American pioneer, landowner

Anne Gower Cockrill ( Robertson, formerly Johnson (or Johnston); February 10, 1757-October 13, 1821) was an American frontierswoman, teacher, land owner, and one of the first white settlers of the Cumberland Settlement in Tennessee. She became the first woman to receive a land grant in Tennessee. Her first name is sometimes spelled Ann.

==Early life==
Anne Gower Robertson was born on February 10, 1757, in Wake County, North Carolina to John Randolph Robertson and Mary (Gower) Blakely. Her brother, James Robertson (1742-1814), founded Fort Nashborough alongside John Donelson (1718–1785).

==Adult life==
She moved to Fort Watauga in North Carolina, and later moved to Fort Caswell. When it was attacked by Native Americans, she led a group of women to throw boiling water at them to ward them off.

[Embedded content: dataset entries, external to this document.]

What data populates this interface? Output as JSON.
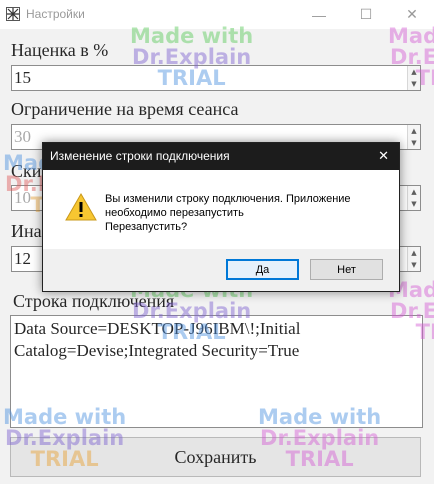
{
  "window": {
    "title": "Настройки",
    "minimize": "—",
    "maximize": "☐",
    "close": "✕"
  },
  "form": {
    "markup_label": "Наценка в %",
    "markup_value": "15",
    "session_limit_label": "Ограничение на время сеанса",
    "session_limit_value": "30",
    "discount_label": "Ски",
    "discount_value": "10",
    "other_label": "Ина",
    "other_value": "12",
    "connection_label": "Строка подключения",
    "connection_string": "Data Source=DESKTOP-J96IBM\\!;Initial Catalog=Devise;Integrated Security=True",
    "save_label": "Сохранить"
  },
  "dialog": {
    "title": "Изменение строки подключения",
    "close": "✕",
    "message_line1": "Вы изменили строку подключения. Приложение",
    "message_line2": "необходимо перезапустить",
    "message_line3": "Перезапустить?",
    "yes_label": "Да",
    "no_label": "Нет"
  },
  "watermark": {
    "line1": "Made with",
    "line2": "Dr.Explain",
    "line3": "TRIAL"
  }
}
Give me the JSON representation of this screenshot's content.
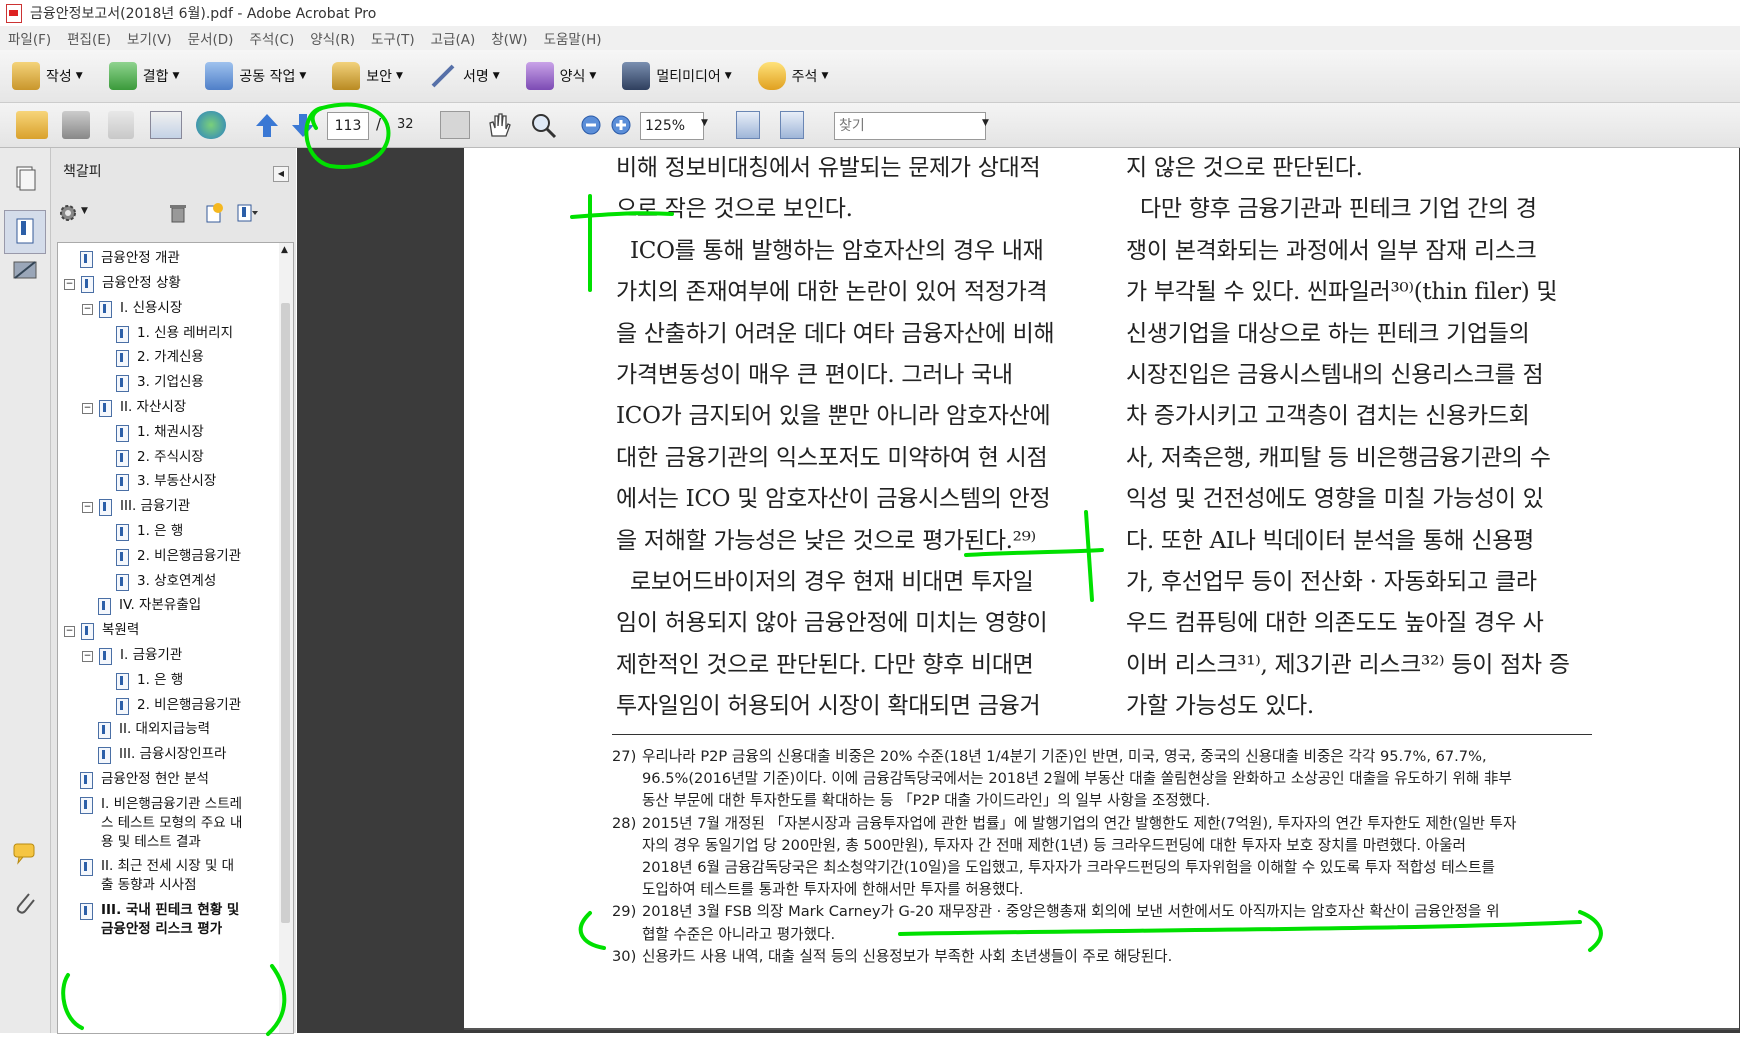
{
  "window": {
    "title": "금융안정보고서(2018년 6월).pdf - Adobe Acrobat Pro"
  },
  "menu": [
    "파일(F)",
    "편집(E)",
    "보기(V)",
    "문서(D)",
    "주석(C)",
    "양식(R)",
    "도구(T)",
    "고급(A)",
    "창(W)",
    "도움말(H)"
  ],
  "toolbar": {
    "create": "작성",
    "combine": "결합",
    "collaborate": "공동 작업",
    "secure": "보안",
    "sign": "서명",
    "forms": "양식",
    "multimedia": "멀티미디어",
    "comment": "주석"
  },
  "nav": {
    "page_current": "113",
    "page_sep": "/",
    "page_total": "32",
    "zoom": "125%",
    "find_placeholder": "찾기"
  },
  "bookmarks": {
    "title": "책갈피",
    "items": [
      "금융안정 개관",
      "금융안정 상황",
      "I. 신용시장",
      "1. 신용 레버리지",
      "2. 가계신용",
      "3. 기업신용",
      "II. 자산시장",
      "1. 채권시장",
      "2. 주식시장",
      "3. 부동산시장",
      "III. 금융기관",
      "1. 은 행",
      "2. 비은행금융기관",
      "3. 상호연계성",
      "IV. 자본유출입",
      "복원력",
      "I. 금융기관",
      "1. 은 행",
      "2. 비은행금융기관",
      "II. 대외지급능력",
      "III. 금융시장인프라",
      "금융안정 현안 분석",
      "I. 비은행금융기관 스트레\n스 테스트 모형의 주요 내\n용 및 테스트 결과",
      "II. 최근 전세 시장 및 대\n출 동향과 시사점",
      "III. 국내 핀테크 현황 및\n금융안정 리스크 평가"
    ]
  },
  "document": {
    "left_column": [
      "비해 정보비대칭에서 유발되는 문제가 상대적",
      "으로 작은 것으로 보인다.",
      "  ICO를 통해 발행하는 암호자산의 경우 내재",
      "가치의 존재여부에 대한 논란이 있어 적정가격",
      "을 산출하기 어려운 데다 여타 금융자산에 비해",
      "가격변동성이 매우 큰 편이다. 그러나 국내",
      "ICO가 금지되어 있을 뿐만 아니라 암호자산에",
      "대한 금융기관의 익스포저도 미약하여 현 시점",
      "에서는 ICO 및 암호자산이 금융시스템의 안정",
      "을 저해할 가능성은 낮은 것으로 평가된다.²⁹⁾",
      "  로보어드바이저의 경우 현재 비대면 투자일",
      "임이 허용되지 않아 금융안정에 미치는 영향이",
      "제한적인 것으로 판단된다. 다만 향후 비대면",
      "투자일임이 허용되어 시장이 확대되면 금융거"
    ],
    "right_column": [
      "지 않은 것으로 판단된다.",
      "  다만 향후 금융기관과 핀테크 기업 간의 경",
      "쟁이 본격화되는 과정에서 일부 잠재 리스크",
      "가 부각될 수 있다. 씬파일러³⁰⁾(thin filer) 및",
      "신생기업을 대상으로 하는 핀테크 기업들의",
      "시장진입은 금융시스템내의 신용리스크를 점",
      "차 증가시키고 고객층이 겹치는 신용카드회",
      "사, 저축은행, 캐피탈 등 비은행금융기관의 수",
      "익성 및 건전성에도 영향을 미칠 가능성이 있",
      "다. 또한 AI나 빅데이터 분석을 통해 신용평",
      "가, 후선업무 등이 전산화 · 자동화되고 클라",
      "우드 컴퓨팅에 대한 의존도도 높아질 경우 사",
      "이버 리스크³¹⁾, 제3기관 리스크³²⁾ 등이 점차 증",
      "가할 가능성도 있다."
    ],
    "footnotes": [
      {
        "num": "27)",
        "lines": [
          "우리나라 P2P 금융의 신용대출 비중은 20% 수준(18년 1/4분기 기준)인 반면, 미국, 영국, 중국의 신용대출 비중은 각각 95.7%, 67.7%,",
          "96.5%(2016년말 기준)이다. 이에 금융감독당국에서는 2018년 2월에 부동산 대출 쏠림현상을 완화하고 소상공인 대출을 유도하기 위해 非부",
          "동산 부문에 대한 투자한도를 확대하는 등 「P2P 대출 가이드라인」의 일부 사항을 조정했다."
        ]
      },
      {
        "num": "28)",
        "lines": [
          "2015년 7월 개정된 「자본시장과 금융투자업에 관한 법률」에 발행기업의 연간 발행한도 제한(7억원), 투자자의 연간 투자한도 제한(일반 투자",
          "자의 경우 동일기업 당 200만원, 총 500만원), 투자자 간 전매 제한(1년) 등 크라우드펀딩에 대한 투자자 보호 장치를 마련했다. 아울러",
          "2018년 6월 금융감독당국은 최소청약기간(10일)을 도입했고, 투자자가 크라우드펀딩의 투자위험을 이해할 수 있도록 투자 적합성 테스트를",
          "도입하여 테스트를 통과한 투자자에 한해서만 투자를 허용했다."
        ]
      },
      {
        "num": "29)",
        "lines": [
          "2018년 3월 FSB 의장 Mark Carney가 G-20 재무장관 · 중앙은행총재 회의에 보낸 서한에서도 아직까지는 암호자산 확산이 금융안정을 위",
          "협할 수준은 아니라고 평가했다."
        ]
      },
      {
        "num": "30)",
        "lines": [
          "신용카드 사용 내역, 대출 실적 등의 신용정보가 부족한 사회 초년생들이 주로 해당된다."
        ]
      }
    ]
  },
  "colors": {
    "annotation": "#00e000",
    "doc_background": "#3b3b3b",
    "ink": "#222222"
  }
}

Her first husband (surnamed Johnson or Johnston) was a justice of the peace in the Washington District of East Tennessee and was killed in an accident.

After he died, Cockrill and her three small daughters joined Colonel John Donelson in the migration of the first pioneers on a flatboat to go down the Cumberland River to Tennessee to the Cumberland settlements. The exhibition was intended to bring families of the men who settled Nashville there. During the journey, she taught the children in the boat to make small wooden boxes, filling them with river sand, and drawing letters and numbers in the sand. She was later honored as Middle Tennessee's first teacher.

In 1784, she received a land grant for 640-acre from the North Carolina legislature; she was the first woman in this position. The land was then known as Cockrill Springs and was situated on what is now Centennial Park in Nashville, Tennessee, near the campus of Vanderbilt University. There is now a monument in her memory there.

She wed John Cockrill in 1784; they had eight children.

==Death==
She died on October 13, 1821, aged 64, in Tennessee. She was buried in the Nashville City Cemetery.